The application judge concluded that the proper standard of review for questions of jurisdiction decided by international arbitral panels was one of reasonableness. Based on a number of Canadian and American authorities she found there was a ‘powerful presumption’ that international arbitral tribunals act within their jurisdiction and that, as a matter of international comity, courts should avoid interfering and should use their review authority sparingly. The application judge then went on to review the arbitration panel’s decision on a reasonableness standard and found that it was reasonable.
Mexico appealed that decision to the Ontario Court of Appeal. The Ontario Court of Appeal upheld the result but overturned the application judge’s finding on the standard of review.
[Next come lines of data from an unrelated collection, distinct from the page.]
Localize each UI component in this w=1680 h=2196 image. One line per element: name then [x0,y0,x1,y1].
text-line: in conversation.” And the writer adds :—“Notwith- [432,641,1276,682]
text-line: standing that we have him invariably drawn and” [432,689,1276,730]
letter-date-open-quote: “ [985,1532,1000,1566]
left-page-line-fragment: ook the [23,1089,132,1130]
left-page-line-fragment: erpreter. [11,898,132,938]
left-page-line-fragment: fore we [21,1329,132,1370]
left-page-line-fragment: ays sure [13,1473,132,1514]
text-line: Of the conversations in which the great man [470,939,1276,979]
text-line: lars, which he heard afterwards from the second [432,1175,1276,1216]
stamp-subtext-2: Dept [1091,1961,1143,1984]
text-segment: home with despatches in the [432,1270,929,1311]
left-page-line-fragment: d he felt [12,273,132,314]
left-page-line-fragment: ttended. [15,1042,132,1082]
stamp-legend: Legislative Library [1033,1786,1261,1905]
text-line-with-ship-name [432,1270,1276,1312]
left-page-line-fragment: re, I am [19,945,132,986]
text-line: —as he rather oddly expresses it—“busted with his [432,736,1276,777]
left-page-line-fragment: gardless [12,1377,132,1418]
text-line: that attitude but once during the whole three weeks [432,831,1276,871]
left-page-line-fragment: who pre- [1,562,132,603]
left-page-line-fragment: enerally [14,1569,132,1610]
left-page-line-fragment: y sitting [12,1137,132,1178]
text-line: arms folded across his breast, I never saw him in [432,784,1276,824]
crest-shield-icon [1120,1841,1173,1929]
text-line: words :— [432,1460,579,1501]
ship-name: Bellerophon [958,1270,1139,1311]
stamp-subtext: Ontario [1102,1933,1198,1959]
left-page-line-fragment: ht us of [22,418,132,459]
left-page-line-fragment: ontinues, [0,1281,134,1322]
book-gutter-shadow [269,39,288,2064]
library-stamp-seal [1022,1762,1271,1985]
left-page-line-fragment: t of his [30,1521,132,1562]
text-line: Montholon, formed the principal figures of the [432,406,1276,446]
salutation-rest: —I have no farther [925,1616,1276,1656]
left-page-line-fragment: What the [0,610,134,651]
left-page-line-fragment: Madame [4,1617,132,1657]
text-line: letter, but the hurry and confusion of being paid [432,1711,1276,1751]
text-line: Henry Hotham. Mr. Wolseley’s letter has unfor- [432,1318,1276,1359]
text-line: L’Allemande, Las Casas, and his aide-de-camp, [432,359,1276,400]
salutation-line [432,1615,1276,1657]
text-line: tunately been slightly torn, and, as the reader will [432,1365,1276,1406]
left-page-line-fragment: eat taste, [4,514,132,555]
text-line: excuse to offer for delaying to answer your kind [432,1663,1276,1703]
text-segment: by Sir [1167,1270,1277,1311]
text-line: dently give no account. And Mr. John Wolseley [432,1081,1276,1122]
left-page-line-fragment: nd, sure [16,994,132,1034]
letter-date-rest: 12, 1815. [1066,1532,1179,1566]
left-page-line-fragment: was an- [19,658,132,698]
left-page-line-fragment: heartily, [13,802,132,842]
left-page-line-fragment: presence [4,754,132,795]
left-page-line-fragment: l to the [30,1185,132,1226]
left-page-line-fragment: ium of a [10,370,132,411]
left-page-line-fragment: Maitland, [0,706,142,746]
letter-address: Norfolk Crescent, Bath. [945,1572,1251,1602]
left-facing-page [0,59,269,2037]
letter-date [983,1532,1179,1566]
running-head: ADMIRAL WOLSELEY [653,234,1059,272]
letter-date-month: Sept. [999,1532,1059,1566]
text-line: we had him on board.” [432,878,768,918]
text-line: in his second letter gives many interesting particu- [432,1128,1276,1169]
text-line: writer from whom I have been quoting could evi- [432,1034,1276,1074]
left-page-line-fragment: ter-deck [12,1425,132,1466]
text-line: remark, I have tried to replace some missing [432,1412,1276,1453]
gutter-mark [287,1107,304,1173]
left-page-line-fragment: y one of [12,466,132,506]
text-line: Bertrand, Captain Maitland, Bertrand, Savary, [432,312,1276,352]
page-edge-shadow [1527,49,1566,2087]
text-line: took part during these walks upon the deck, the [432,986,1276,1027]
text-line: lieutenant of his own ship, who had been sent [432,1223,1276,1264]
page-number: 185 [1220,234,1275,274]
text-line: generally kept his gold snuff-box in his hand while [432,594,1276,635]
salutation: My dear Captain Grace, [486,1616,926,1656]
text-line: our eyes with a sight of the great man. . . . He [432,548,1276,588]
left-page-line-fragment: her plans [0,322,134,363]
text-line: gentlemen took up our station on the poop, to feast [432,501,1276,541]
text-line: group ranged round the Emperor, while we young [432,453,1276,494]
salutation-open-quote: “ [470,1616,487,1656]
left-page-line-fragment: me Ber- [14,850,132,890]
What standard of review should a domestic court apply when reviewing a decision of jurisdiction made by an international arbitral panel?
The Ontario Court of Appeal found that, while international arbitration panels are entitled to deference for decisions made within their jurisdiction, the proper standard of review for true questions of jurisdiction is correctness. The Court noted that, to find otherwise, would effectively nullify the purpose and intent of the review authority in the Model Law.
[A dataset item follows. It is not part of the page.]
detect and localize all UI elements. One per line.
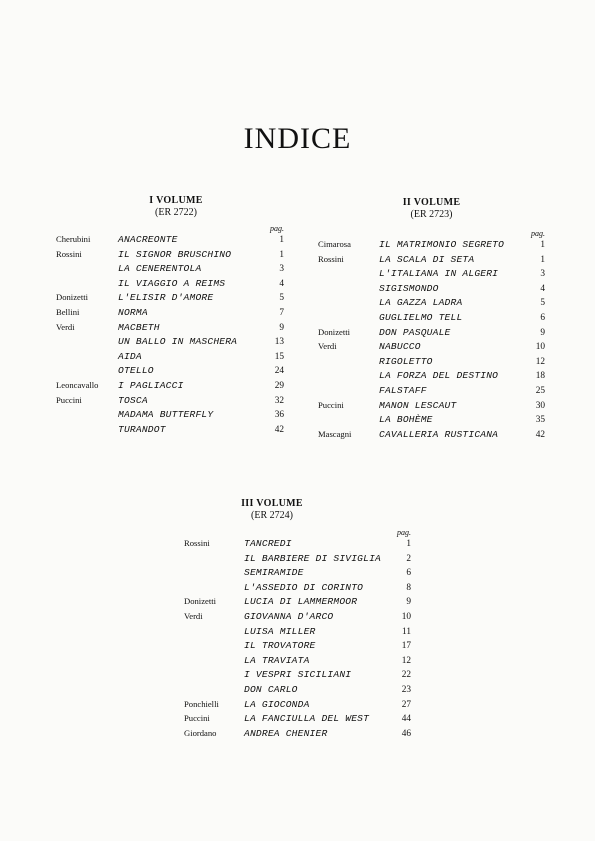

The Ontario Court of Appeal reconciled the ‘powerful presumption’ case law by finding that the powerful presumption, is not a presumption that international arbitral panels are always correct when determining their own jurisdiction; it is a presumption that domestic courts will rarely interfere with the decisions of international arbitral panels because their intervention is limited to circumstances where true errors of jurisdiction have occurred. The Ontario Court of Appeal went on to say that, “[t]o the extent that the phrase ‘powerful presumption’ may suggest that a reviewing court should presume that the tribunal was correct in determining the scope of its jurisdiction, the phrase is misleading.”
In its reasons for decision, The Ontario Court of Appeal repeatedly states that questions of jurisdiction should be narrowly construed and it cautions domestic courts to guard against advertently or inadvertently straying into the merits of an international arbitral panel’s decision.
The Court went on to explain that reasonableness cannot be the appropriate standard of review because adopting that standard would effectively require domestic courts to delve into the merits to determine if there was an error of jurisdiction:
“… a reasonableness standard inevitably leads to a review of the merits of the decision. Any time the court reviews on the reasonableness standard, it undertakes an in-depth analysis of the reasoning and decision of the tribunal in order to decide whether the result was a reasonable one. That may include a review in the form of an exercise determining whether findings of fact made by the tribunal were reasonable. Once a court enters into a reasonableness review, it is effectively considering the merits of the tribunal’s decision and deciding whether that decision is acceptable because it is reasonable, nor because it was made within the jurisdiction of the tribunal.”
In the end result, Cargill was entitled to keep the $77 million in damages awarded to it by the NAFTA panel, the standard of review to be applied by domestic courts was clarified, and the claimants in a nearly identical proceeding where the NAFTA panel decided it did not have jurisdiction to award damages for up-stream losses (Archer Daniels Midland v. The United Mexican States) were left wishing they had drawn a different arbitral panel.